Open Access News

News from the open access movement


Wednesday, April 02, 2008

The power of more data

Anand Rajaraman, More data usually beats better algorithms, Datawocky, March 24, 2008. (Thanks to John Wilbanks, via Slashdot.)

I teach a class on Data Mining at Stanford. Students in my class are expected to do a project that does some non-trivial data mining. Many students opted to try their hand at the Netflix Challenge: to design a movie recommendations algorithm that does better than the one developed by Netflix. ...

Different student teams in my class adopted different approaches to the problem, using both published algorithms and novel ideas. Of these, the results from two of the teams illustrate a broader point. Team A came up with a very sophisticated algorithm using the Netflix data. Team B used a very simple algorithm, but they added in additional data beyond the Netflix set: information about movie genres from the Internet Movie Database (IMDB). Guess which team did better?

Team B got much better results, close to the best results on the Netflix leaderboard!! I'm really happy for them, and they're going to tune their algorithm and take a crack at the grand prize.  But the bigger point is, adding more, independent data usually beats out designing ever-better algorithms to analyze an existing data set. I'm often suprised that many people in the business, and even in academia, don't realize this. ...

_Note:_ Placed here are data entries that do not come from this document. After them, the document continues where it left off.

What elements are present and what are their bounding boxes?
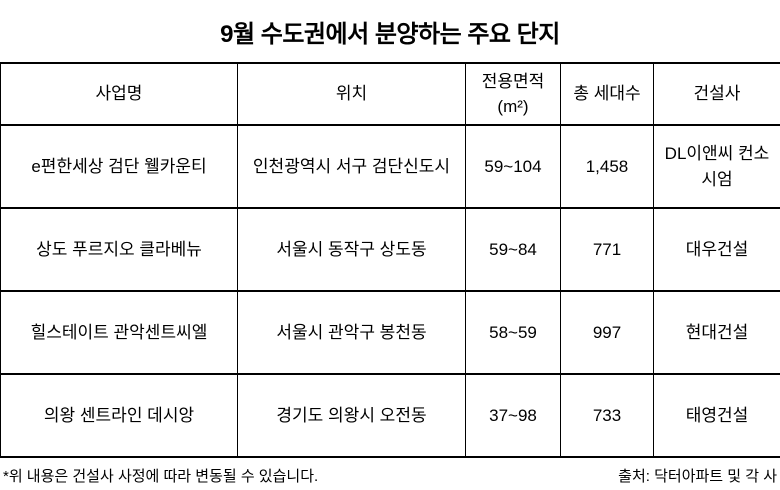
cell-location: 서울시 동작구 상도동 <box>237 207 466 292</box>
cell-total-households: 771 <box>560 207 654 292</box>
cell-project-name: 힐스테이트 관악센트씨엘 <box>0 290 238 375</box>
table-header-row: 사업명 위치 전용면적 (m²) 총 세대수 건설사 <box>0 62 780 126</box>
cell-project-name: 의왕 센트라인 데시앙 <box>0 373 238 458</box>
col-header-location: 위치 <box>237 62 466 126</box>
cell-total-households: 733 <box>560 373 654 458</box>
source-text: 출처: 닥터아파트 및 각 사 <box>618 468 777 485</box>
table-row: 힐스테이트 관악센트씨엘 서울시 관악구 봉천동 58~59 997 현대건설 <box>0 290 780 375</box>
footnote-text: *위 내용은 건설사 사정에 따라 변동될 수 있습니다. <box>3 468 319 485</box>
page-title: 9월 수도권에서 분양하는 주요 단지 <box>220 20 560 48</box>
cell-exclusive-area: 59~84 <box>465 207 561 292</box>
col-header-project-name: 사업명 <box>0 62 238 126</box>
col-header-total-households: 총 세대수 <box>560 62 654 126</box>
cell-exclusive-area: 58~59 <box>465 290 561 375</box>
cell-project-name: 상도 푸르지오 클라베뉴 <box>0 207 238 292</box>
cell-location: 서울시 관악구 봉천동 <box>237 290 466 375</box>
table-row: e편한세상 검단 웰카운티 인천광역시 서구 검단신도시 59~104 1,45… <box>0 124 780 209</box>
cell-exclusive-area: 37~98 <box>465 373 561 458</box>
cell-builder: DL이앤씨 컨소시엄 <box>653 124 780 209</box>
cell-builder: 현대건설 <box>653 290 780 375</box>
cell-total-households: 997 <box>560 290 654 375</box>
footer: *위 내용은 건설사 사정에 따라 변동될 수 있습니다. 출처: 닥터아파트 … <box>0 458 780 486</box>
complex-table: 사업명 위치 전용면적 (m²) 총 세대수 건설사 e편한세상 검단 웰카운티… <box>0 62 780 458</box>
table-row: 상도 푸르지오 클라베뉴 서울시 동작구 상도동 59~84 771 대우건설 <box>0 207 780 292</box>
cell-location: 인천광역시 서구 검단신도시 <box>237 124 466 209</box>
cell-builder: 태영건설 <box>653 373 780 458</box>
table-row: 의왕 센트라인 데시앙 경기도 의왕시 오전동 37~98 733 태영건설 <box>0 373 780 458</box>
cell-builder: 대우건설 <box>653 207 780 292</box>
cell-exclusive-area: 59~104 <box>465 124 561 209</box>
cell-location: 경기도 의왕시 오전동 <box>237 373 466 458</box>
col-header-exclusive-area: 전용면적 (m²) <box>465 62 561 126</box>
cell-total-households: 1,458 <box>560 124 654 209</box>
cell-project-name: e편한세상 검단 웰카운티 <box>0 124 238 209</box>
col-header-builder: 건설사 <box>653 62 780 126</box>
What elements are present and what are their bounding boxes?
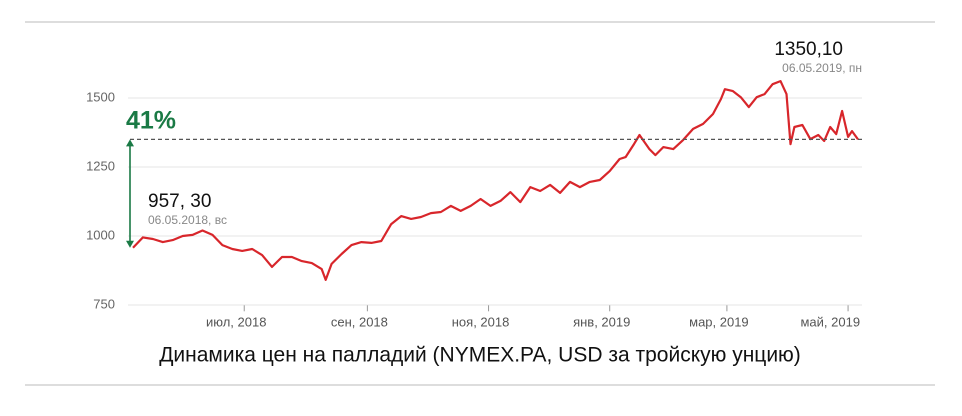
x-tick-label: май, 2019 — [800, 314, 860, 329]
caption: Динамика цен на палладий (NYMEX.PA, USD … — [159, 344, 801, 367]
x-tick-label: мар, 2019 — [689, 314, 749, 329]
x-tick-label: янв, 2019 — [573, 314, 630, 329]
end-value-label: 1350,10 — [774, 39, 843, 60]
change-label: 41% — [126, 107, 176, 135]
y-tick-label: 1000 — [86, 227, 115, 242]
y-tick-label: 1250 — [86, 158, 115, 173]
x-tick-label: сен, 2018 — [331, 314, 388, 329]
end-date-label: 06.05.2019, пн — [782, 61, 862, 75]
x-tick-label: ноя, 2018 — [452, 314, 510, 329]
start-date-label: 06.05.2018, вс — [148, 213, 227, 227]
price-line — [132, 80, 859, 281]
x-tick-label: июл, 2018 — [206, 314, 266, 329]
start-value-label: 957, 30 — [148, 191, 211, 212]
arrow-head — [126, 139, 134, 147]
y-tick-label: 1500 — [86, 89, 115, 104]
arrow-head — [126, 240, 134, 248]
y-tick-label: 750 — [93, 296, 115, 311]
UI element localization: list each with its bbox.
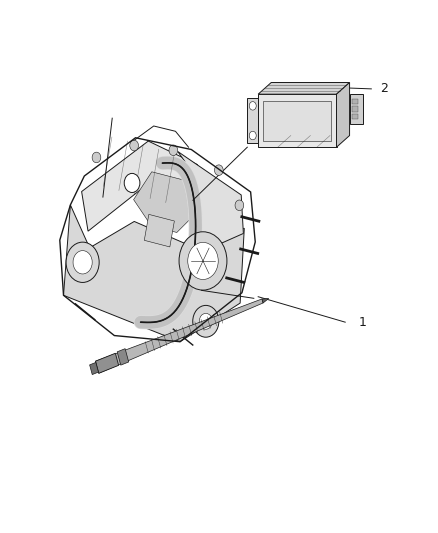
Bar: [352, 114, 358, 119]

The OA connection, from commenter "Plausible Accuracy" on Wilbanks' blog:
... This is a great example of how "mashups" ... can be used to sort of bootstrap the power of a dataset. In the case of the Stanford teams, the incorporation of data from an external source enabled them to improve their algorithm. In the case of Open Access science, the ability to better combine data from a variety of studies and fields will in turn lead to more discoveries.